I reached Berlebeck quickly. I passed by an eagle station but didn’t stop here. The observation point isn’t particularly big. Nevertheless, I’m glad I got to go there. Beautiful animals that you’ll only rarely catch sight of elsewhere are native to this region. My camera was already almost completely worn out. The majestic animals create an infinite amount of photographic opportunities.
The flat part of the hike ended in Berlebeck. The terrain fell off steeply behind the eagle station. The E1 leads down into the town. There, you walk along a babbling brook for a little bit before coming back up to the slope. It’s possible to cross over the 401 metre high Stemberg. Sweat started to pour once again. But the short burst of effort was worth it. You can see far into the distance from the top of the mountain ridges. There is also a memorial stone for the so-called ‘Vogeltaufe’ (Bird’s baptism) up there. According to legend, once upon a time the abbot Athanasius wanted to baptise the pagan Saxon noblemen in the Stemberg spring. In order to accompany this event with the appropriate chant, monks were supposed to travel from Paderborn. But before the ceremony one of the singers appeared, covered in dust and blood, and reported that they had been attacked by Saxons and had scattered. He advised the abbot to postpone the baptism, but the abbot refused. Then, when one of Widukind’s former fellow warriors, Abbio von Thiotmalli, renounced all the pagan gods during the baptism, there was a murmur in the air. Hundreds of small brown birds flew down into the spring and started to sing a song of praise, like no human ear had ever heard before, or will ever hear again.
In places the ridge is barely wooded. A wonderful mountain heath has been maintained here. Only very small spruce trees reach their wispy tips between the blueberry bushes and the heather. I spent a lot of time up here watching the bees, buzzing diligently as they collected the first nectar of the year. Way in the distance, I could already see the lookout tower on the Velmerstot, to which I would be pulled as things developed over the coming days. The more I kept descending, the more noticeably humid the countryside on the edge of the track became. More and more primroses could be seen. In the Bärenstein nature reserve, the track started ascending once again, before I finally made it to the Externsteine.

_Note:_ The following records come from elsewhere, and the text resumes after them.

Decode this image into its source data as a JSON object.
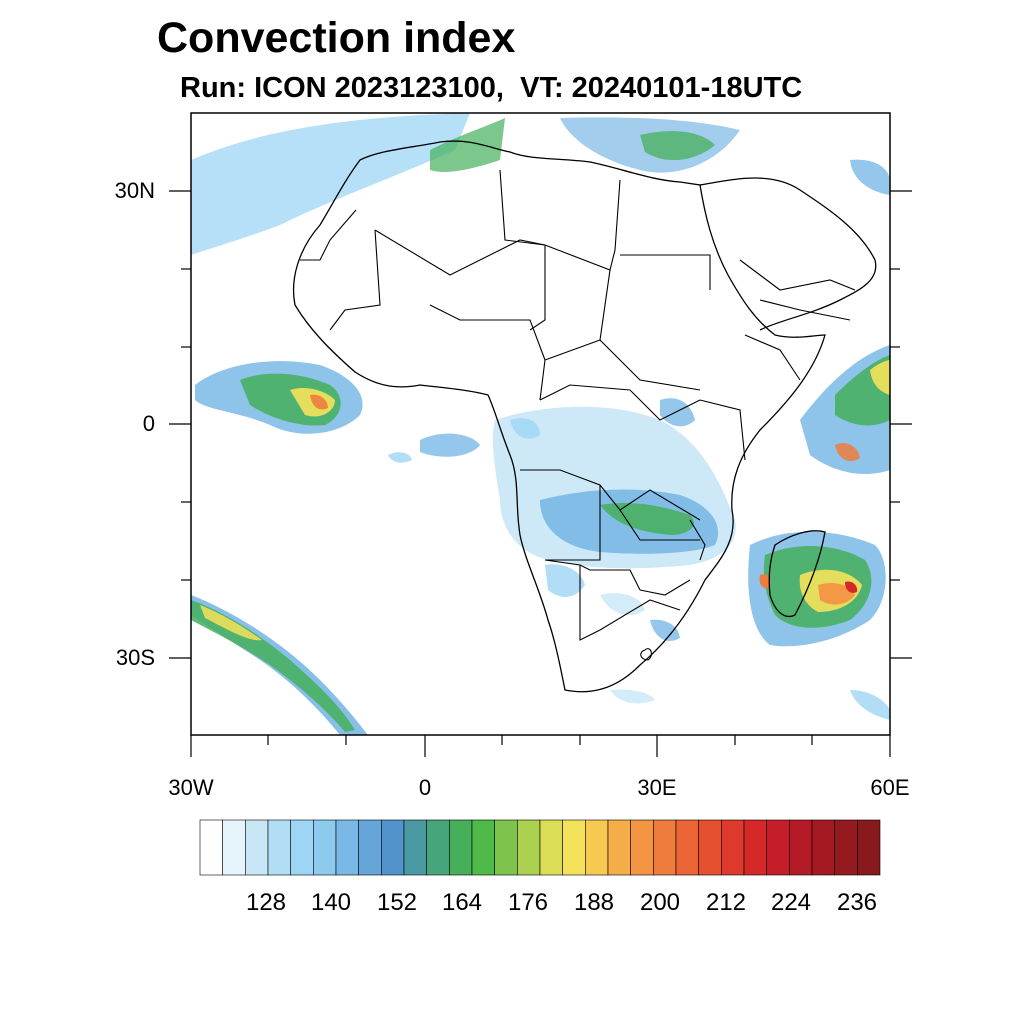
{
  "title": "Convection index",
  "subtitle": "Run: ICON 2023123100,  VT: 20240101-18UTC",
  "map": {
    "region": "Africa",
    "lat_labels": [
      "30N",
      "0",
      "30S"
    ],
    "lon_labels": [
      "30W",
      "0",
      "30E",
      "60E"
    ]
  },
  "colorbar": {
    "labels": [
      "128",
      "140",
      "152",
      "164",
      "176",
      "188",
      "200",
      "212",
      "224",
      "236"
    ],
    "colors": [
      "#ffffff",
      "#e6f4fb",
      "#c8e7f6",
      "#b2def5",
      "#9dd6f4",
      "#8ccaee",
      "#7ab8e6",
      "#66a5da",
      "#5393cc",
      "#4a9aa4",
      "#46a57a",
      "#45af5a",
      "#4fba48",
      "#7ec34c",
      "#acd04f",
      "#dcdd57",
      "#f4e25a",
      "#f8c951",
      "#f5ad4a",
      "#f39543",
      "#ef7c3c",
      "#eb6535",
      "#e5502f",
      "#dd3a2b",
      "#d42829",
      "#c51e2a",
      "#b41b27",
      "#a31a23",
      "#941a20",
      "#861a1d"
    ]
  },
  "colors": {
    "background": "#ffffff",
    "border": "#000000"
  }
}
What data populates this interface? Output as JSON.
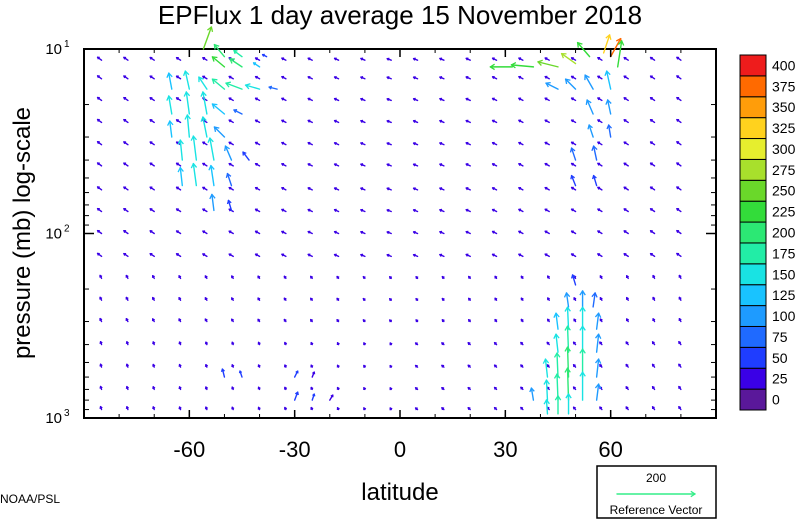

When I first caught sight of the striking rock formation through the gaps in the trees, behind a dammed lake, I was immediately overcome with enthusiasm. The natural monument is reflected in the water. I can imagine why these sandstone rocks are the stuff of so many legends. In truth, I am still yet to see something that comes close to them. It became apparent why the Externsteine have fascinated entire generations since the stone ages. They somehow seemed like an illusion and yet fit so beautifully into the landscape. The fact that the weather had been getting progressively worse at the last minute and that dark clouds were gathering in the sky, suited the scenery. The stones appeared all the more archaic. I desperately wanted to go higher. Steep stairways lead up from two sides. I stood on the peak and let my thoughts run wild. What might have already happened here throughout the course of history. There are caves, reliefs and caverns. How might these have come to be and above everything, why?
It started to rain. It didn’t matter to me anymore. The Externsteine were the end point of the day’s leg. The hotel, from where I set off in the morning by bus towards the bird park, is nearby. I already shot several hundred photos on the first day of being on this divine trail. I’m not wasting any more thoughts about the North Cape or Sicily now. I’m definitely convinced that I’ve caught hold of a genuine highlight on the E1 with this leg and look forward to the second part of the trail.